Idea based on Abeling's patent (workaround)

[0c]

I've since given on this idea. I can't possibly do the math or simulation (found wm2d needs my money to look at others', which is just buggers).
My gut is telling me, that in your image and probaly also mine, the wheels will just not reach the speed required for the weight to make it up high enough.
You need serious speed to back back up a wheel. This requires speeds where just a hex shaped roller would just stay put on the inside diameter of the wheel from pure CF. I can't see just falling weight reach these speed when a big wheel is holding them up.
And, the weights entering on top would have the height, but miss the speed, and would need to be brought back up to speed again.

I haven't given up on the idea just yet.

1) The wheel can be started using a starter to get it up to a required speed, so we can have the weights travelling however fast we want.

2) The weight doesn't have to return all the way to the top. It only needs to get above the level of the hub. If it exits the wheel at the rim, it will travelling much faster than the hub. If it has some velocity remaining when it gets to the join position just above the hub, it can actually transfer some of its remaining momentum back to the wheel with the impact when it is caught.

As an example (arbitrary numbers, I haven't done the math), let's say the weight exits at the bottom, travelling 10 m/s. When it climbs up the ramp to just above the hub, it is only travelling at 5 m/s. The spokes near the axle are only moving at 3 m/s. So when the weight impacts the weight catching device, it transfers 2 m/s x it's mass of momentum back to the wheel. Then as the wheel rotates, the weight will move back towards the rim in preparation for the next cycle.

All we need to do is keep the weights impacting the wheel with enough force to overcome rotational losses, wind resistance and bearing friction.

I've also been trying to draw and animate this thing with wm2d. But I'm having some difficulty. Looks like I will need to design some of the pieces in a CAD program and export DXF files. Wm2d just doesn't have the drawing tools to create what I need (how do you split a circle into a half circle arc? Or how do you do a french curve "S" shaped ramp?)

[Cloxxki]

Thanks for your enthusiasm 0c. It's true that giving up, is what the great minds of past centuries have done. At least, we have an environment where it's OK to ponder about free energy devices.
What I am wondering, after the weight gave the wheel that little nudge of spare energy near the hub, this same weight has less than a 1/4 revolution of the wheel to gain 10m/s rimspeed again, from almost zero, and low height. Whether the CF naturally occuraing can provide that, or whether the nudge was greater than the push back down by the wheel, I doubt the weight would be carrying out much positive work on wheel during that phase.

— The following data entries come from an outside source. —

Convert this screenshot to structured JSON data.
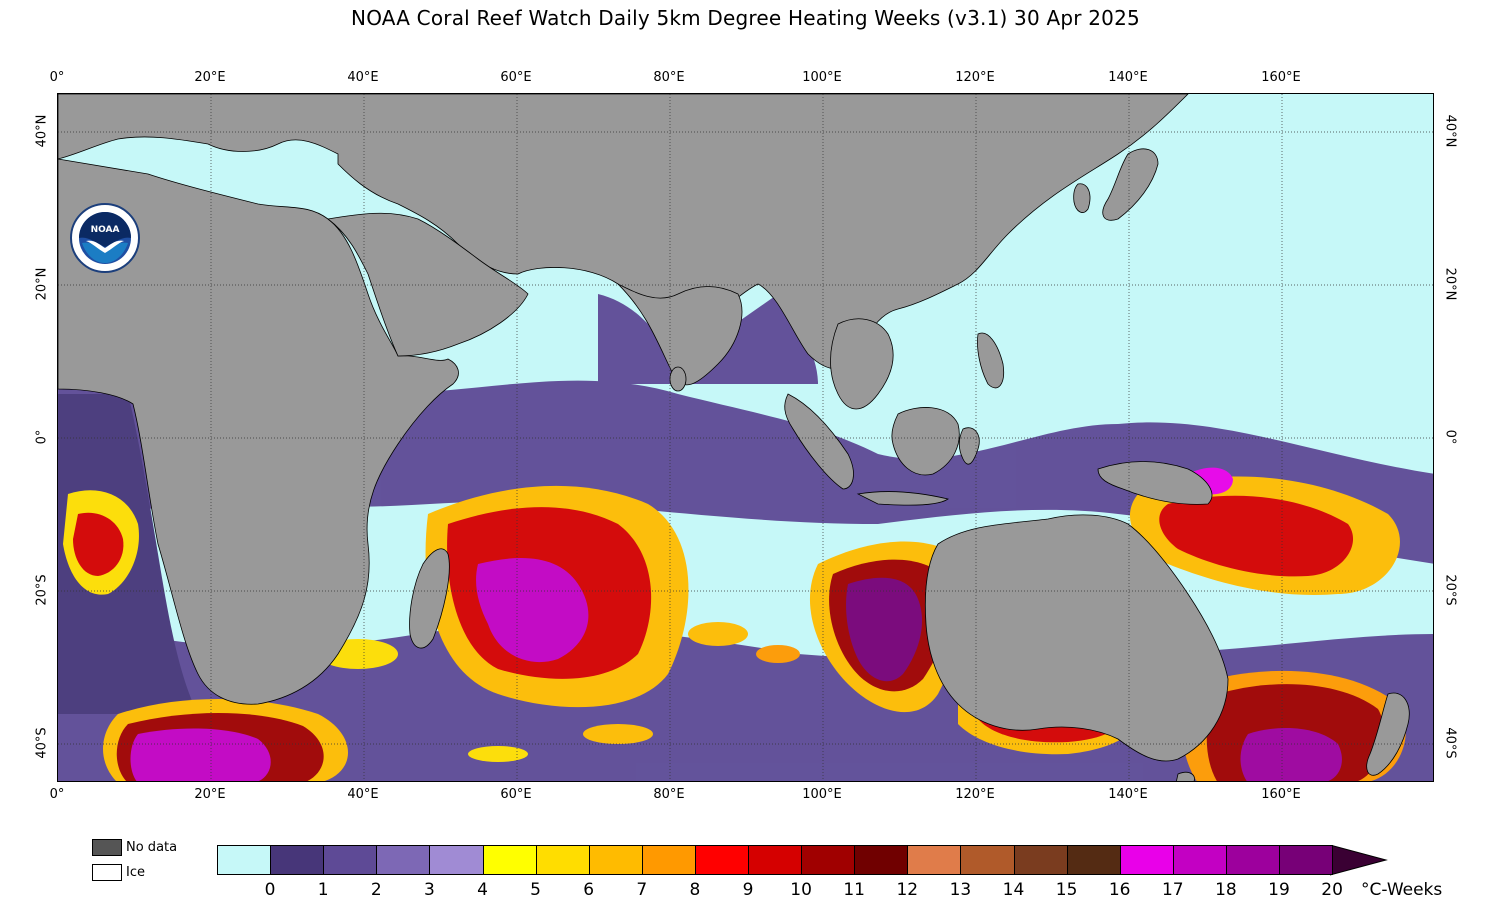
{
  "title": "NOAA Coral Reef Watch Daily 5km Degree Heating Weeks  (v3.1)   30 Apr 2025",
  "axes": {
    "lon_labels": [
      "0°",
      "20°E",
      "40°E",
      "60°E",
      "80°E",
      "100°E",
      "120°E",
      "140°E",
      "160°E"
    ],
    "lat_labels": [
      "40°N",
      "20°N",
      "0°",
      "20°S",
      "40°S"
    ]
  },
  "legend_keys": {
    "no_data": {
      "label": "No data",
      "color": "#555555"
    },
    "ice": {
      "label": "Ice",
      "color": "#ffffff"
    }
  },
  "colorbar": {
    "tick_labels": [
      "0",
      "1",
      "2",
      "3",
      "4",
      "5",
      "6",
      "7",
      "8",
      "9",
      "10",
      "11",
      "12",
      "13",
      "14",
      "15",
      "16",
      "17",
      "18",
      "19",
      "20"
    ],
    "colors": [
      "#c6f8f8",
      "#473679",
      "#5e4a96",
      "#7d68b5",
      "#a08bd4",
      "#ffff00",
      "#ffdd00",
      "#ffbb00",
      "#ff9900",
      "#ff0000",
      "#d50000",
      "#a00000",
      "#700000",
      "#e07c4a",
      "#b05a2a",
      "#7a3c1f",
      "#542b13",
      "#e900e9",
      "#c300c3",
      "#9d009d",
      "#770077"
    ],
    "overflow_color": "#3a0033",
    "units": "°C-Weeks"
  },
  "map_colors": {
    "ocean_zero": "#c6f8f8",
    "land": "#999999",
    "grid": "#333333"
  },
  "logo": {
    "text": "NOAA",
    "ring_text": "NATIONAL OCEANIC AND ATMOSPHERIC ADMINISTRATION"
  }
}
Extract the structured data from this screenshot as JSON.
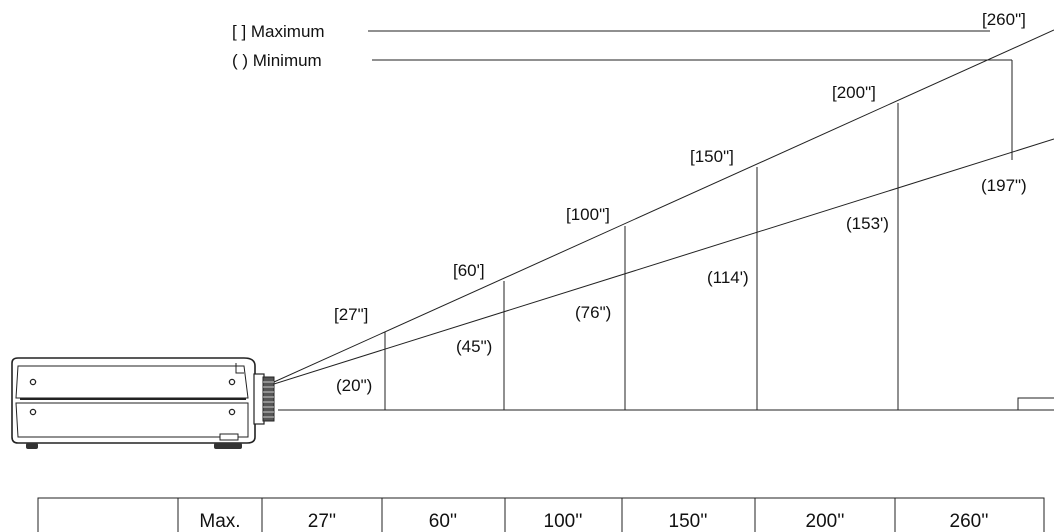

After reading some loose references and ideas, I have a feeling we should really look at the 3rd derivitive of speed (increase in acceleration), to "cheat" time and distance.
Abeling's device has an increased accelerationg going, as seen in Dusty's replication. It looks impressive at least, but to which extent it efficient, will need to be proven. His setup each turn has the weights in the same positions, but the top weight is jammed onto the rim from behind with momentum to spare, and a full rev left to do work.

If your setup could do that, and the height of the wheel is in the proportion to the rim speed, who knows...

[0c]

What I am wondering, after the weight gave the wheel that little nudge of spare energy near the hub, this same weight has less than a 1/4 revolution of the wheel to gain 10m/s rimspeed again, from almost zero, and low height. Whether the CF naturally occuraing can provide that, or whether the nudge was greater than the push back down by the wheel, I doubt the weight would be carrying out much positive work on wheel during that phase.

I don't know if it's enough. I tried to get some interest in modelling the thing, by someone experienced with the tools. One of the guys did a very crude model of my first idea which returned the weights all the way to the top. Nobody else seems interested, and I have been having difficulty getting wm2d to do what I want.

Guess I'll just keep on trying, whenever I have the time.

[Cloxxki]

Referring to your linked drawing, I'd like to suggest the ball leaving the wheel at 4:30 or so. This would eliminate the low-work from the weight in the bottom section of the wheel.
Adding this height back on top should only net an improvement in efficiency.
Similar systems proposed have this same feature (wheel never reaching bottom of the wheel) for this very reason.
Also, I'm thinking the weight doesn't carry out much work until it's caught up with the rim. A feature creating an acceleration (mostly horizontal to require less work?) might aid in this, and ensure long work being done, quite vertically, far away from the rim.

[0c]

Referring to your linked drawing, I'd like to suggest the ball leaving the wheel at 4:30 or so. This would eliminate the low-work from the weight in the bottom section of the wheel.
Adding this height back on top should only net an improvement in efficiency.
Similar systems proposed have this same feature (wheel never reaching bottom of the wheel) for this very reason.
Also, I'm thinking the weight doesn't carry out much work until it's caught up with the rim. A feature creating an acceleration (mostly horizontal to require less work?) might aid in this, and ensure long work being done, quite vertically, far away from the rim.

If I can ever get a reasonably accurate sim going, I can play with those factors and see whether it helps or not.